Um caso envolvendo confeiteiros cristãos que se negaram a fazer um bolo para um casamento gay voltou a causar rebuliço na sociedade europeia. Só que dessa vez, surpreendentemente, um ativista LGBT defendeu a liberdade religiosa.
Daniel e Amy McArthur, cristãos, proprietários da padaria Ashers, em Belfast, na Irlanda do Norte, receberam um pedido, em maio de 2014, de um ativista gay chamado Gareth Lee, para um bolo com os bonecos Bert e Ernie, do programa Vila Sésamo, com a frase “em apoio ao casamento entre homossexuais”.
Por se recusarem a atender o pedido, foram processados por Lee, que é membro de um grupo LGBT chamado QueerSpace [uma referência à teoria que deu origem à ideologia de gênero].
Na ocasião, a Comissão de Igualdade da Irlanda do Norte disse que iria tomar medidas legais contra a padaria Ashers, pois o caso tem implicações mais amplas para as leis de igualdade e discriminação na Irlanda do Norte: “Este caso levanta questões de importância pública, à medida em que os fornecedores de bens e serviços podem recusar um pedido em razão da orientação sexual, crença religiosa e de opinião política”, dizia um comunicado.
O proprietário afirmou que não iria recuar e que este caso seria mais uma “batalha entre Davi e Golias”: “[A padaria] Ashers Baking Company está disposta a servir a qualquer cliente, independentemente do seu estilo de vida sexual. Mas nós não queremos ser obrigados a promover uma causa que é contra as nossas crenças bíblicas”, disse McArthur.
O caso voltou à tona essa semana, pois uma audiência estava agendada, mas a Procuradoria-geral pediu adiamento, para avaliar se não haveria questões legais ignoradas durante o processo, como conflitos entre leis locais e a legislação da Comunidade Europeia, segundo o Belfast Telegraph.
No jornal The Guardian, um renomado ativista gay publicou um artigo alegando ter mudado de ideia a respeito do caso: “Por mais que eu queira defender a comunidade gay, eu também quero defender a liberdade de consciência, de expressão e de religião”, escreveu Peter Tatchell.
“Na minha opinião, exigir que as empresas ajudem a promover ideias às quais se opõem é uma violação de suas liberdades. A discriminação contra as pessoas deve ser ilegal, mas é um direito delas, se opor a ideias”, afirmou. A declaração vai no mesmo sentido da defesa apresentada por McArthur, que argumentou que não recusa atender homossexuais, apenas não quer ser obrigado a endossar um princípio do qual não participa.
Até agora, a padaria apenas foi multada em £500, que é equivalente a R$ 2.810,00 na cotação dessa quinta-feira, 04 de fevereiro, mas os proprietários recorreram.
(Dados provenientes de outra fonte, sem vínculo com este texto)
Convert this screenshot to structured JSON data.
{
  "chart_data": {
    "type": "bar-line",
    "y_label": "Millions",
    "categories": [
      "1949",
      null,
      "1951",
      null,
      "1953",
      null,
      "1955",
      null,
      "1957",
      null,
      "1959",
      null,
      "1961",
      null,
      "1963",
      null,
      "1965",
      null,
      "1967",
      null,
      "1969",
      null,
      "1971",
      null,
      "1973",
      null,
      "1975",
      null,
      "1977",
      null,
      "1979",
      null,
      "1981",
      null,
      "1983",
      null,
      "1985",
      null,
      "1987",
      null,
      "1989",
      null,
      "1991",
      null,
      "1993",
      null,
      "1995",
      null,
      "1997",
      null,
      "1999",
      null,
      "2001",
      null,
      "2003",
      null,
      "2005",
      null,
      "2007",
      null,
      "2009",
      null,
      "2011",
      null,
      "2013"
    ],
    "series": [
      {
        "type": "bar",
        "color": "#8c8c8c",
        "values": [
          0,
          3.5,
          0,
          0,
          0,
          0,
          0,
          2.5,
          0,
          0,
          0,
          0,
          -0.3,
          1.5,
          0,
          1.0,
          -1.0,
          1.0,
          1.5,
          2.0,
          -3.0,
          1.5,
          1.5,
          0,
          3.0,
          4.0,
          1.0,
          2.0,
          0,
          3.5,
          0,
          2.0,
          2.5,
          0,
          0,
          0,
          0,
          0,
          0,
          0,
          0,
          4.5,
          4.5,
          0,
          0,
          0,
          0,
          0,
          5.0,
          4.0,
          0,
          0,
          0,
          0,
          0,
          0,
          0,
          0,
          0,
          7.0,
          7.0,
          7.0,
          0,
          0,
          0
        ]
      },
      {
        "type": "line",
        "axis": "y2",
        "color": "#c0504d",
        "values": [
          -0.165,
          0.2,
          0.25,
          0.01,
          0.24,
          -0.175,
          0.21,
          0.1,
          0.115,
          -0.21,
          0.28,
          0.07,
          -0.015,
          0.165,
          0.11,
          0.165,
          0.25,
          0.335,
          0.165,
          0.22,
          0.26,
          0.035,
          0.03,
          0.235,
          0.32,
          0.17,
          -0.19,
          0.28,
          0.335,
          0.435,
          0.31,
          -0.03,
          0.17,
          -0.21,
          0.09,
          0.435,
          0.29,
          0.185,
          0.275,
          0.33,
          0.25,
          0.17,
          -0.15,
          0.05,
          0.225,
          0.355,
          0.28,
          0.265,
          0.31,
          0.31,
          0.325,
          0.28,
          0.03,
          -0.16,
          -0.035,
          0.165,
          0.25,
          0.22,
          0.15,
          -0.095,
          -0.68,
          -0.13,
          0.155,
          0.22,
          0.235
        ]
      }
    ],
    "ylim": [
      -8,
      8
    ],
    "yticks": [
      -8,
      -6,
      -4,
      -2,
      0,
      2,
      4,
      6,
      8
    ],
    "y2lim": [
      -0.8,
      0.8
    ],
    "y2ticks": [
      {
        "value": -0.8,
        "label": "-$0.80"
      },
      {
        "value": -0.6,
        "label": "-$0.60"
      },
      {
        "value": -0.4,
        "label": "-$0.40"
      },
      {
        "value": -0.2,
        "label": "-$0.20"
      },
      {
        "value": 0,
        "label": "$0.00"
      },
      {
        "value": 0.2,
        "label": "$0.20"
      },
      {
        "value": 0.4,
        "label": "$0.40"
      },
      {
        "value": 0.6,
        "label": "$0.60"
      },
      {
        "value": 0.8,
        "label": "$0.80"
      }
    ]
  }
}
Nesse contexto, o ativista gay que saiu em defesa dos confeiteiros afirmou que a multa “estabelece um precedente preocupante”, que pode gerar repercussões inesperadas.
“Isso levanta questões, como: gráficas muçulmanas deveriam ser obrigadas a publicar caricaturas de Maomé; ou os judeus seriam obrigados a publicar as palavras de alguém que nega o Holocausto; ou até mesmo confeiteiros gays seriam obrigados a aceitar encomendas de bolos com insultos homofóbicos?”, questionou. “Se o veredito da Ashers permanecer o mesmo, isto pode, por exemplo, incentivar extremistas de direita exigir que as padarias e outras prestadoras de serviços facilitem a promoção de opiniões anti-imigrantistas e anti-muçulmanas. Isto deixaria as empresas incapazes de se recusarem a decorar bolos ou imprimir cartazes com mensagens intolerantes”, pontuou.